Attention

You are viewing an older version of the documentation. The latest version is v3.3.

Performance Sanity Check Testing¶

The following section is applicable to:

The sanity checks in this section include:

Sanity Check 0 - Cyclictest Workload
Sanity Check 1 - LMbench Workload
Sanity Check 2 - Jitter Workload
Sanity Check 3 - Caterpillar Workload
Sanity Check 4 - Latency Workload
Sanity Check 5 - MSI Latency
Sanity Check 6 - MSI Jitter
Sanity Check 7 - Rhealstone Workload
Sanity Check 8 - MMIO Latency Workload
Sanity Check 8 - MMIO Latency Workload
Sanity Check 9 - CODESYS PlcLogic Workload
Sanity Check 10 - OpenGL glxgears Workload
Sanity Check 11 - Smokey
Sanity Check 12 - Smokey Net Server

Sanity Check 0 - Cyclictest Workload¶

Script

rt_bmark.py

Information

The benchmark will use the following input configuration:

One thread per core
Use clock_nanosleep instead of posix interval timers
Set number of threads to the number of CPUs and same priority of all threads
Priority = 99
Timer interval on core 0: 100[us]
Interval increment for each core: 20[us]
Number of loops (on core 0): 30000

Step 0

Install the Cyclictest Workload.

Step 1

Run the workload with the following command in target shell (locally or remotely over SSH or UART console):

$ /opt/benchmarking/rt-tests/rt_bmark.py

Script

start-cyclic.py

Information

The benchmark will use the following input configuration:

Core affinity = 3
Priority = 95 (chrt -f 95)
Total loops = 100000
Thread distance = 1
Interval = 1000.
SSH session (not using integrated GPU)

Step 0

Install the Cyclictest Workload.

Step 1

Run the workload with the following command in target shell (locally or remotely over SSH or UART console):

$ /opt/benchmarking/rt-tests/start-cyclic.py

Sanity Check 1 - LMbench Workload¶

Information

The benchmark will use the following input configuration:

Core affinity ($CORE_AFFINITY) = 1
Memory total ($MEMRD_SIZE) = 192M
Stride size ($MEMRD_CHUNCKS) = 512
SSH session (not using integrated GPU)

Step 1

Run the workload with the following command in target shell (locally or remotely over SSH or UART console):

$ cd ~/;taskset -c $CORE_AFFINITY /usr/bin/lat_mem_rd -P 1 $MEMRD_SIZE $MEMRD_CHUNCKS &> /tmp/result_lat_mem_rd.txt

Sanity Check 2 - Jitter Workload¶

Information

The benchmark will use the following input configuration:

Core affinity = 3
Priority = 95 chrt -f 95
Noisy Neighbor stress-ng affinity = 0
CAT used to assign 0x0f to COS0
CAT used to assign 0xf0 to COS1
Logging output to jitter_with_cat.log
Running for 7200 samples
SSH session (not using integrated GPU)

Step 0

Install the Jitter Workload.

Step 1

Run the workload with Cache Allocation Technology using the following command in target shell (locally or remotely over SSH or UART console):

$ test_core=$(cat /sys/devices/system/cpu/isolated | rev | cut -d '-' -f1 | cut -d ',' -f1 | rev)
$ sudo /opt/pqos/pqos-helper.py --cos0 0x0f --cos1 0xf0 --assign_cos "0=0 0=1 0=2 1=${test_core:-3}" --pqos_rst --pqos_msr --command "/opt/benchmarking/jitter/start-benchmark.py --jitter_args '-c ${test_core:-3} -l jitter_with_cat.log -s 7200'"

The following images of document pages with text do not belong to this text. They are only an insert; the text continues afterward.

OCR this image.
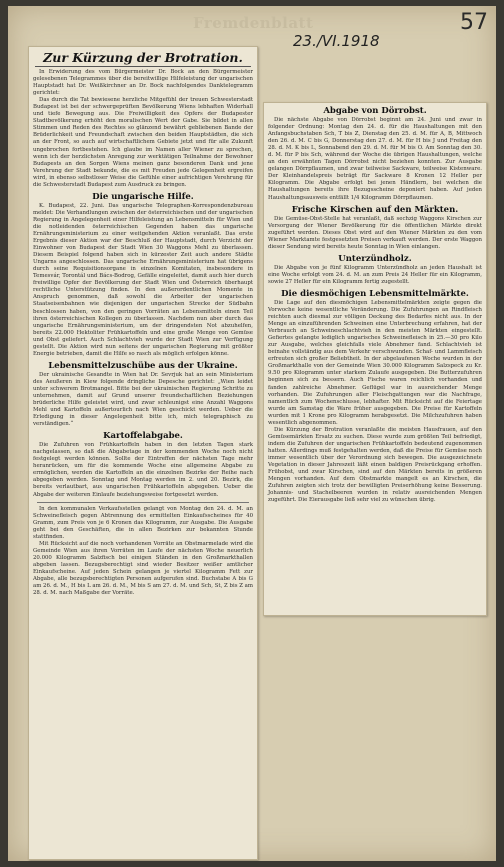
57
Fremdenblatt
23./VI.1918
Zur Kürzung der Brotration.
In Erwiderung des vom Bürgermeister Dr. Bock an den Bürgermeister gelesebenen Telegrammes über die bereitwillige Hilfeleistung der ungarischen Hauptstadt hat Dr. Weißkirchner an Dr. Bock nachfolgendes Danktelegramm gerichtet:
Das durch die Tat bewiesene herzliche Mitgefühl der treuen Schwesterstadt Budapest ist bei der schwergeprüften Bevölkerung Wiens lebhaften Widerhall und tiefe Bewegung aus. Die Freiwilligkeit des Opfers der Budapester Stadtbevölkerung erhöht den moralischen Wert der Gabe. Sie bildet in allen Stimmen und Reden des Rechtes so glänzend bewährt gebliebenen Bande der Brüderlichkeit und Freundschaft zwischen den beiden Hauptstädten, die sich an der Front, so auch auf wirtschaftlichem Gebiete jetzt und für alle Zukunft ungebrochen fortbestehen. Ich glaube im Namen aller Wiener zu sprechen, wenn ich der herzlichsten Anregung zur werktätigen Teilnahme der Bewohner Budapests an den Sorgen Wiens meinen ganz besonderen Dank und jene Verehrung der Stadt bekunde, die es mit Freuden jede Gelegenheit ergreifen wird, in ebenso selbstloser Weise die Gefühle einer aufrichtigen Verehrung für die Schwesterstadt Budapest zum Ausdruck zu bringen.
Die ungarische Hilfe.
K. Budapest, 22. Juni. Das ungarische Telegraphen-Korrespondenzbureau meldet: Die Verhandlungen zwischen der österreichischen und der ungarischen Regierung in Angelegenheit einer Hilfeleistung an Lebensmitteln für Wien und die notleidenden österreichischen Gegenden haben das ungarische Ernährungsministerium zu einer weitgehenden Aktion veranlaßt. Das erste Ergebnis dieser Aktion war der Beschluß der Hauptstadt, durch Verzicht der Einwohner von Budapest der Stadt Wien 30 Waggons Mehl zu überlassen. Diesem Beispiel folgend haben sich in kürzester Zeit auch andere Städte Ungarns angeschlossen. Das ungarische Ernährungsministerium hat übrigens durch seine Requisitionsorgane in einzelnen Komitaten, insbesondere in Temesvár, Torontál und Bács-Bodrog, Gefälle eingeleitet, damit auch hier durch freiwillige Opfer der Bevölkerung der Stadt Wien und Österreich überhaupt rechtliche Unterstützung finden. In den außerordentlichen Momente in Anspruch genommen, daß sowohl die Arbeiter der ungarischen Staatseisenbahnen wie diejenigen der ungarischen Strecke der Südbahn beschlossen haben, von den geringen Vorräten an Lebensmitteln einen Teil ihren österreichischen Kollegen zu überlassen. Nachdem nun aber durch das ungarische Ernährungsministerium, um der dringendsten Not abzuhelfen, bereits 22.000 Hektoliter Frühkartoffeln und eine große Menge von Gemüse und Obst geliefert. Auch Schlachtvieh wurde der Stadt Wien zur Verfügung gestellt. Die Aktion wird nun seitens der ungarischen Regierung mit größter Energie betrieben, damit die Hilfe so rasch als möglich erfolgen könne.
Lebensmittelzuschübe aus der Ukraine.
Der ukrainische Gesandte in Wien hat Dr. Sevrjuk hat an sein Ministerium des Aeußeren in Kiew folgende dringliche Depesche gerichtet: „Wien leidet unter schwerem Brotmangel. Bitte bei der ukrainischen Regierung Schritte zu unternehmen, damit auf Grund unserer freundschaftlichen Beziehungen brüderliche Hilfe geleistet wird, und zwar schleunigst eine Anzahl Waggons Mehl und Kartoffeln außertourlich nach Wien geschickt werden. Ueber die Erledigung in dieser Angelegenheit bitte ich, mich telegraphisch zu verständigen.“
Kartoffelabgabe.
Die Zufuhren von Frühkartoffeln haben in den letzten Tagen stark nachgelassen, so daß die Abgabetage in der kommenden Woche noch nicht festgelegt werden können. Sollte der Eintreffen der nächsten Tage mehr heranrücken, um für die kommende Woche eine allgemeine Abgabe zu ermöglichen, werden die Kartoffeln an die einzelnen Bezirke der Reihe nach abgegeben werden. Sonntag und Montag werden im 2. und 20. Bezirk, die bereits verlautbart, aus ungarischen Frühkartoffeln abgegeben. Ueber die Abgabe der weiteren Einlaufe beziehungsweise fortgesetzt werden.
In den kommunalen Verkaufsstellen gelangt von Montag den 24. d. M. an Schweinefleisch gegen Abtrennung des ermittelten Einkaufsscheines für 40 Gramm, zum Preis von je 6 Kronen das Kilogramm, zur Ausgabe. Die Ausgabe geht bei den Geschäften, die in allen Bezirken zur bekannten Stunde stattfinden.
Mit Rücksicht auf die noch vorhandenen Vorräte an Obstmarmelade wird die Gemeinde Wien aus ihren Vorräten im Laufe der nächsten Woche neuerlich 20.000 Kilogramm Salzfisch bei einigen Ständen in den Großmarkthallen abgeben lassen. Bezugsberechtigt sind wieder Besitzer weißer amtlicher Einkaufscheine. Auf jeden Schein gelangen je viertel Kilogramm Fett zur Abgabe, alle bezugsberechtigten Personen aufgerufen sind. Buchstabe A bis G am 26. d. M., H bis L am 26. d. M., M bis S am 27. d. M. und Sch, St, Z bis Z am 28. d. M. nach Maßgabe der Vorräte.
Abgabe von Dörrobst.
Die nächste Abgabe von Dörrobst beginnt am 24. Juni und zwar in folgender Ordnung: Montag den 24. d. für die Haushaltungen mit den Anfangsbuchstaben Sch, T bis Z, Dienstag den 25. d. M. für A, B, Mittwoch den 26. d. M. C bis G, Donnerstag den 27. d. M. für H bis J und Freitag den 28. d. M. K bis L, Sonnabend den 29. d. M. für M bis O. Am Sonntag den 30. d. M. für P bis Sch, während der Woche die übrigen Haushaltungen, welche an den erwähnten Tagen Dörrobst nicht beziehen konnten. Zur Ausgabe gelangen Dörrpflaumen, und zwar teilweise Sackware, teilweise Kistenware. Der Kleinhandelspreis beträgt für Sackware 8 Kronen 12 Heller per Kilogramm. Die Abgabe erfolgt bei jenen Händlern, bei welchen die Haushaltungen bereits ihre Bezugsscheine deponiert haben. Auf jeden Haushaltungsausweis entfällt 1/4 Kilogramm Dörrpflaumen.
Frische Kirschen auf den Märkten.
Die Gemüse-Obst-Stelle hat veranlaßt, daß sechzig Waggons Kirschen zur Versorgung der Wiener Bevölkerung für die öffentlichen Märkte direkt zugeführt werden. Dieses Obst wird auf den Wiener Märkten zu den vom Wiener Marktamte festgesetzten Preisen verkauft werden. Der erste Waggon dieser Sendung wird bereits heute Sonntag in Wien einlangen.
Unterzündholz.
Die Abgabe von je fünf Kilogramm Unterzündholz an jeden Haushalt ist eine Woche erfolgt vom 24. d. M. an zum Preis 24 Heller für ein Kilogramm, sowie 27 Heller für ein Kilogramm fertig zugestellt.
Die diesmöchigen Lebensmittelmärkte.
Die Lage auf den diesmöchigen Lebensmittelmärkten zeigte gegen die Vorwoche keine wesentliche Veränderung. Die Zufuhrungen an Rindfleisch reichten auch diesmal zur völligen Deckung des Bedarfes nicht aus. In der Menge an einzuführenden Schweinen eine Unterbrechung erfahren, hat der Verbrauch an Schweineschlachtvieh in den meisten Märkten eingestellt. Gefiertes gelangte lediglich ungarisches Schweinefleisch in 25.—30 pro Kilo zur Ausgabe, welches gleichfalls viele Abnehmer fand. Schlachtvieh ist beinahe vollständig aus dem Verkehr verschwunden. Schaf- und Lammfleisch erfreuten sich großer Beliebtheit. In der abgelaufenen Woche wurden in der Großmarkthalle von der Gemeinde Wien 30.000 Kilogramm Salzspeck zu Kr. 9.50 pro Kilogramm unter starkem Zulaufe ausgegeben. Die Butterzufuhren beginnen sich zu bessern. Auch Fische waren reichlich vorhanden und fanden zahlreiche Abnehmer. Geflügel war in ausreichender Menge vorhanden. Die Zufuhrungen aller Fleischgattungen war die Nachfrage, namentlich zum Wochenschlusse, lebhafter. Mit Rücksicht auf die Feiertage wurde am Samstag die Ware früher ausgegeben. Die Preise für Kartoffeln wurden mit 1 Krone pro Kilogramm herabgesetzt. Die Milchzufuhren haben wesentlich abgenommen.
Die Kürzung der Brotration veranlaßte die meisten Hausfrauen, auf den Gemüsemärkten Ersatz zu suchen. Diese wurde zum größten Teil befriedigt, indem die Zufuhren der ungarischen Frühkartoffeln bedeutend zugenommen hatten. Allerdings muß festgehalten werden, daß die Preise für Gemüse noch immer wesentlich über der Verordnung sich bewegen. Die ausgezeichnete Vegetation in dieser Jahreszeit läßt einen baldigen Preisrückgang erhoffen. Frühobst, und zwar Kirschen, sind auf den Märkten bereits in größeren Mengen vorhanden. Auf dem Obstmarkte mangelt es an Kirschen, die Zufuhren zeigten sich trotz der bewilligten Preiserhöhung keine Besserung. Johannis- und Stachelbeeren wurden in relativ ausreichenden Mengen zugeführt. Die Eierausgabe ließ sehr viel zu wünschen übrig.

The test results will be saved as jitter_with_cat.log.

Step 2

Run the workload without Cache Allocation Technology using the following command in target shell (locally or remotely over SSH or UART console):

$ test_core=$(cat /sys/devices/system/cpu/isolated | rev | cut -d '-' -f1 | cut -d ',' -f1 | rev)
$ sudo /opt/benchmarking/jitter/start-benchmark.py --jitter_args "-c ${test_core:-3} -l jitter_without_cat.log -s 7200"

The test results will be saved as jitter_without_cat.log.

Step 3

Compare the results of the run with and without ref:Cache Allocation Technology <intel-pqos>. The run with Cache Allocation Technology should measure less jitter.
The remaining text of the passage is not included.